Blind spots of estate planning
WHEN we land a new job, there are a number of forms we sign, which may include those of retirement and beneficiaries.
We may read through the documents, but some of us do not think much about them before signing.
One of the mistakes we make is to allocate a 100% payout to our offspring without giving much thought as to what would happen to them should we die before they have matured enough to inherit what is due to them.
Consumer Line has received complaints from beneficiaries who cannot go to school because their inheritance is locked in a trust account until they turn 21 and so on.
Noluthando Sithole, 12, is a victim of such a case.
Her grandmother, Thoko, has enlisted Consumer Line's assistance on a matter before Absa, the administrator of Noluthando's trust account. She wants to know if Absa could consider paying her a monthly allowance for her grandchild's upkeep.
Noluthando's late mother, Nomonde, nominated her daughter as the sole beneficiary of her estate should she die.
Nomonde had a right to update her nomination form, but kept postponing until it was too late.
Thoko said her daughter told her she would update her forms and promised to allocate 30% of her estate to her mother's name, but that never happened.
Thoko, who is a pensioner, has to share her meagre government grant with her grandchild even though there is more than R150,000 kept in a trust for the child.
She says: "It is a good thing for parents to nominate their children as beneficiaries, but that is not in their best interest if they cannot access it until they have matured."
Thoko reveals that her granddaughter is an orphan.
"Her father was killed in a car accident in 2009. I am the only one left to take care of (her) with only R1,900 to live on," Thoko says.
She says Noluthando's transport cost adds up to R350.
"I also spend about R400 for her lunch monthly. That excludes her monthly food costs and other living expenses," Thoko says.
"Where will I be by the time she reaches high school or turns 21?"

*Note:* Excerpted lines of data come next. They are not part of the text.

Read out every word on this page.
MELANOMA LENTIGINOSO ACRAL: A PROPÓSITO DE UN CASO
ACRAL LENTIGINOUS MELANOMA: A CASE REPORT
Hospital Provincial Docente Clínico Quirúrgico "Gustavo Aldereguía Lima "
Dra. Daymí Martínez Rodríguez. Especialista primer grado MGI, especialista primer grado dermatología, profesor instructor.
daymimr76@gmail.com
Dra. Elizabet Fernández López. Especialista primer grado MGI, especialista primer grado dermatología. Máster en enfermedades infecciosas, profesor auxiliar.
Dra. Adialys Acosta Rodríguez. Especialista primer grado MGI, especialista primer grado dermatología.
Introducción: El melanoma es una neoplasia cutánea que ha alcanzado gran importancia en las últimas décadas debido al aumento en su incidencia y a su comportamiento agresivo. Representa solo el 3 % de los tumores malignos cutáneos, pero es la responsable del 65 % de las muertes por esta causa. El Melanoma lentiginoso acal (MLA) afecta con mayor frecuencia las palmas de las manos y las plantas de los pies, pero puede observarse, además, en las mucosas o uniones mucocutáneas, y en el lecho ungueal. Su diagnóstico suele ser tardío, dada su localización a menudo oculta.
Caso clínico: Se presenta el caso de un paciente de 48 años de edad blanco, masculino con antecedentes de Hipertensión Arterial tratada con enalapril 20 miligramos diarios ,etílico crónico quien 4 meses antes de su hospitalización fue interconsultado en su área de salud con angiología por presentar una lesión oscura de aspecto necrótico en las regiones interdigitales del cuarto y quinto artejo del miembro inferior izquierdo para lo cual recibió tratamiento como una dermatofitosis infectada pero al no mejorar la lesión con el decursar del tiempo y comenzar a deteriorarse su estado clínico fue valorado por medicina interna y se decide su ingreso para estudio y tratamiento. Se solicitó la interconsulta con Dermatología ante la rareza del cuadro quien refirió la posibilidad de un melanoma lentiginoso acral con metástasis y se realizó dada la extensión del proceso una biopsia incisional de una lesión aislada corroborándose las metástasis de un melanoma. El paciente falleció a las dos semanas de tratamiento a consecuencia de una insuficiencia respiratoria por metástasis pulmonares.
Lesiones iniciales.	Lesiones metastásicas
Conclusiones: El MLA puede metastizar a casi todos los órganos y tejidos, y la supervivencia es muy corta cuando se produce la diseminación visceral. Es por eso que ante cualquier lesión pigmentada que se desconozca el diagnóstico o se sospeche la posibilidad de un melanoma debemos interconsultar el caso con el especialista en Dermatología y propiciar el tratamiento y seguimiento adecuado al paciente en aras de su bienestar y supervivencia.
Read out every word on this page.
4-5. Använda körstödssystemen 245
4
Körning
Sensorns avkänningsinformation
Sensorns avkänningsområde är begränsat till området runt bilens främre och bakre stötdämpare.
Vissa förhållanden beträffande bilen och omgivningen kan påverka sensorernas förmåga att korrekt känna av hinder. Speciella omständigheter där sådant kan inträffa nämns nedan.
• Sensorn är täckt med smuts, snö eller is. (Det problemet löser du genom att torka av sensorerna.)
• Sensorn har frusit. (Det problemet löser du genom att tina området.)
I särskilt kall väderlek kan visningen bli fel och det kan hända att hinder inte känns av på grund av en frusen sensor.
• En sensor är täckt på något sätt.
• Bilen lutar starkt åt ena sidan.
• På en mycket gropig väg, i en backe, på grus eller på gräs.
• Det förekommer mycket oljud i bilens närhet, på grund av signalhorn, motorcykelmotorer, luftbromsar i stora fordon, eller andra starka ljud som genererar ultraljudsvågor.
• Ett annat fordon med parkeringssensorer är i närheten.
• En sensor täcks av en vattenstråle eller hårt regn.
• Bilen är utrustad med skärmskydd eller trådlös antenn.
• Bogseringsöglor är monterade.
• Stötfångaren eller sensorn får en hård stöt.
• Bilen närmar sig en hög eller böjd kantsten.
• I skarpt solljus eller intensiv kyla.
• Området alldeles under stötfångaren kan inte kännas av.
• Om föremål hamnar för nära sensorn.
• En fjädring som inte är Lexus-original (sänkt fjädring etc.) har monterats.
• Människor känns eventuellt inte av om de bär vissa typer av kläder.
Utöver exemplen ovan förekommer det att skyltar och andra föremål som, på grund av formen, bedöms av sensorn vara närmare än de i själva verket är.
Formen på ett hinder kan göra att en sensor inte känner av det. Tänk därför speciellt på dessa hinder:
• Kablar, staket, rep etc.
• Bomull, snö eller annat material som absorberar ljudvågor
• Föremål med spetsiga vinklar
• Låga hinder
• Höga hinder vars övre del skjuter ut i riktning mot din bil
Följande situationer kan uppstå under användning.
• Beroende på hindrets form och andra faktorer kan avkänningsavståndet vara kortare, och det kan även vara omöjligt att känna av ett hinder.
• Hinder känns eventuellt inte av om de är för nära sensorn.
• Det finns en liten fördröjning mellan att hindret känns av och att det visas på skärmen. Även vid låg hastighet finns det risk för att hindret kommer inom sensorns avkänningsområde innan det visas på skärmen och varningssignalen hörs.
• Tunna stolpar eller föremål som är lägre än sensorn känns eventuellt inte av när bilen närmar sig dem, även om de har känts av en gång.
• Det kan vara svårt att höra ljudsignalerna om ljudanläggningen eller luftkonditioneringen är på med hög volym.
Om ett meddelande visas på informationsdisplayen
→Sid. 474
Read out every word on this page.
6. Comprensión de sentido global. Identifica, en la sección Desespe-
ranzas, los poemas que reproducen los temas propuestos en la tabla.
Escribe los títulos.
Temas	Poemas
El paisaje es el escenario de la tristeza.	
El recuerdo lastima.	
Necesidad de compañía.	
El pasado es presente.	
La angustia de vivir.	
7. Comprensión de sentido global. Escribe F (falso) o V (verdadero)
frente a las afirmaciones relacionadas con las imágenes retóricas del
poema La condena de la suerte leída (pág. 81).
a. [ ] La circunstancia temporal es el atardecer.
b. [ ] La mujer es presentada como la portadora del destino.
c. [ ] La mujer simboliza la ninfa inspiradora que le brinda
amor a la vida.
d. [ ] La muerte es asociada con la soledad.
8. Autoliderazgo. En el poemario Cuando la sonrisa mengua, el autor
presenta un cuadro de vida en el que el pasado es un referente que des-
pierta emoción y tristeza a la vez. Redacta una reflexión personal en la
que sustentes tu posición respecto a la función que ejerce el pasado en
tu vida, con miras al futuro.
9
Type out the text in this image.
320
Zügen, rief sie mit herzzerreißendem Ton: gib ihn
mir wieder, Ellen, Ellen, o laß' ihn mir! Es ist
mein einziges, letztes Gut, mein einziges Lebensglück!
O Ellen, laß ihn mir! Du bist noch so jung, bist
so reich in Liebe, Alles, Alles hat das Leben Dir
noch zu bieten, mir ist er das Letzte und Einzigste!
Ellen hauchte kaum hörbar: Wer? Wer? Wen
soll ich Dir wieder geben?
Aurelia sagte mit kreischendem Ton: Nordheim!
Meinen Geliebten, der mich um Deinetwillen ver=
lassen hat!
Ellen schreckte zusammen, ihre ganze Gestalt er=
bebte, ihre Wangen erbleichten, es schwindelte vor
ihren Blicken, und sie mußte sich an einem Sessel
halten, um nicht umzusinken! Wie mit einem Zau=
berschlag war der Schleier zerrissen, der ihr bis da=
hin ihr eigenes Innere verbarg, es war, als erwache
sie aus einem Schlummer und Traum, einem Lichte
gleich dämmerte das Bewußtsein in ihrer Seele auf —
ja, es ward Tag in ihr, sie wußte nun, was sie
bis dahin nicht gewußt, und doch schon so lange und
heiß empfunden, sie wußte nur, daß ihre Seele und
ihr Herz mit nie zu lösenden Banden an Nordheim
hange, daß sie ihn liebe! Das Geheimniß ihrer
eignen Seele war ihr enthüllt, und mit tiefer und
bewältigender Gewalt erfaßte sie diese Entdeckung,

Thoko says those are some of the pitfalls that arise out of parents not thinking about how their children's future will be affected when they select a beneficiary.
Consumer Line spoke to Alexander Forbes' Sheryl Naicker, who agreed to help Thoko.
Alexander Forbes administered Nomonde's provident fund before its proceeds were transferred to Absa, which now administers Noluthando's trust account.
Naicker said: "I have explained the working of the trust fund to her [Thoko] and she is welcome to bring her budget on behalf of the minor along, so that we can work out the best available option to assist her with the minor's general maintenance needs."
Naicker says they cannot help financially with everything Thoko wants, but will as far as possible "stand in for the deceased's part according to the value of capital and the duration of the fund".
She says Alexander Forbes does not decide on how the estate's benefits are to be split. That is determined by the death claims committee, which is made up of the trustees of the fund's employer, after a thorough investigation is done regarding all beneficiaries.
Naicker says when that process is done an instruction is then sent to Alexander Forbes on a signed resolution to action payment.
- The moral of this story is do not be like Nomonde. Always update your pension fund or beneficiary designation forms, especially after life-changing events such as divorce, marriage or childbirth.
If you do not, you might end up leaving your loved ones with huge financial responsibilities.
Remember that estate planning is a lifetime process.